The euro rose to a three-month high above $1.2900 today, up from $1.1840 at the end of 2005.
"I don't see a situation, as far as the existing situation is concerned, where we already start to suffer from an exchange rate which would be harmful," Mr Juncker told reporters.
"I don't think that we are yet there," he said. Mr Villepin's comments were echoed by French President Jacques Chirac, who said last Thursday other euro zone countries shared French concerns about the euro's strength.
Economic growth stagnated in France, the euro zone's second biggest economy, during the third quarter - bad news for the government in the middle of a presidential election campaign.

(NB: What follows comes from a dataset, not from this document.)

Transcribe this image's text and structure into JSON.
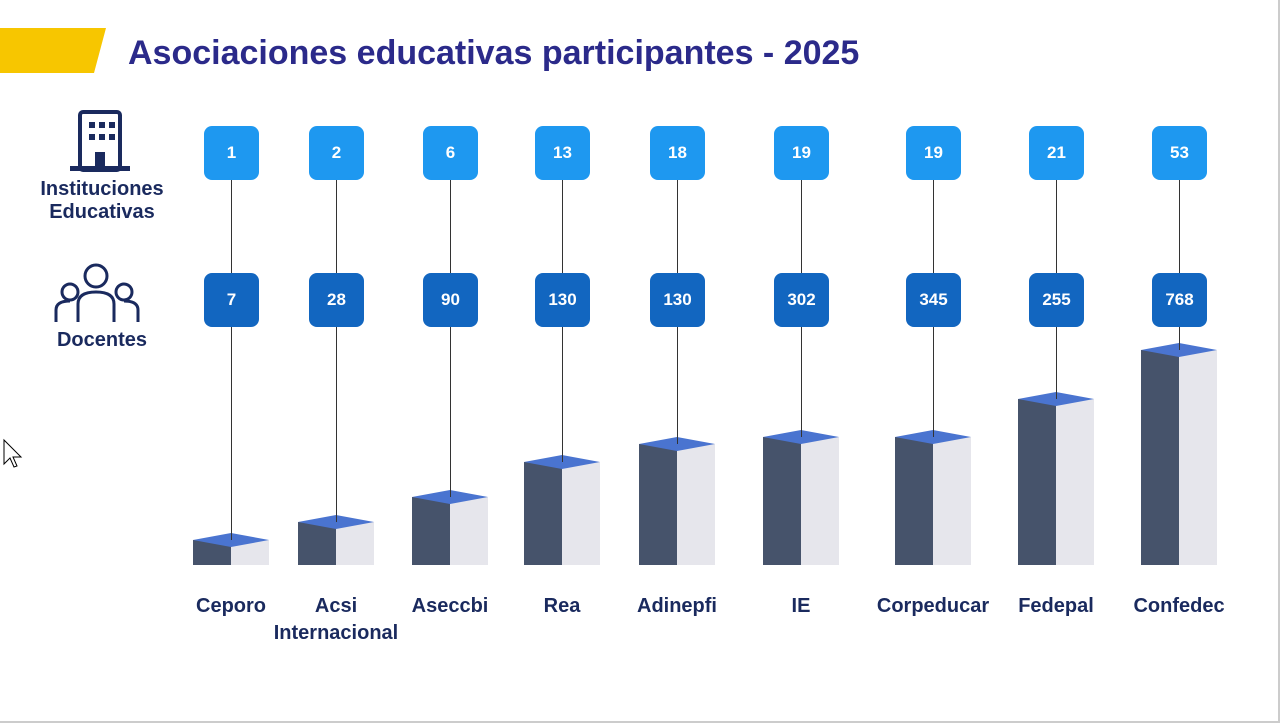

But the European Commission warned today against blaming the euro for domestic economic problems. "Politicians need to ... at the very least, think twice before using (the euro) as a scapegoat for an economy's problems," the European Union executive said in a statement.
France has blamed the euro's strength on the European Central Bank's interest rate policy, and said the bank should not be allowed to act alone on exchange rates.
Both Mr Juncker and Economic and Monetary Affairs Commissioner Joaquin Almunia, speaking separately to journalists, said that although the Eurogroup's dialogue with the ECB could be improved, the bank's independence should not be questioned.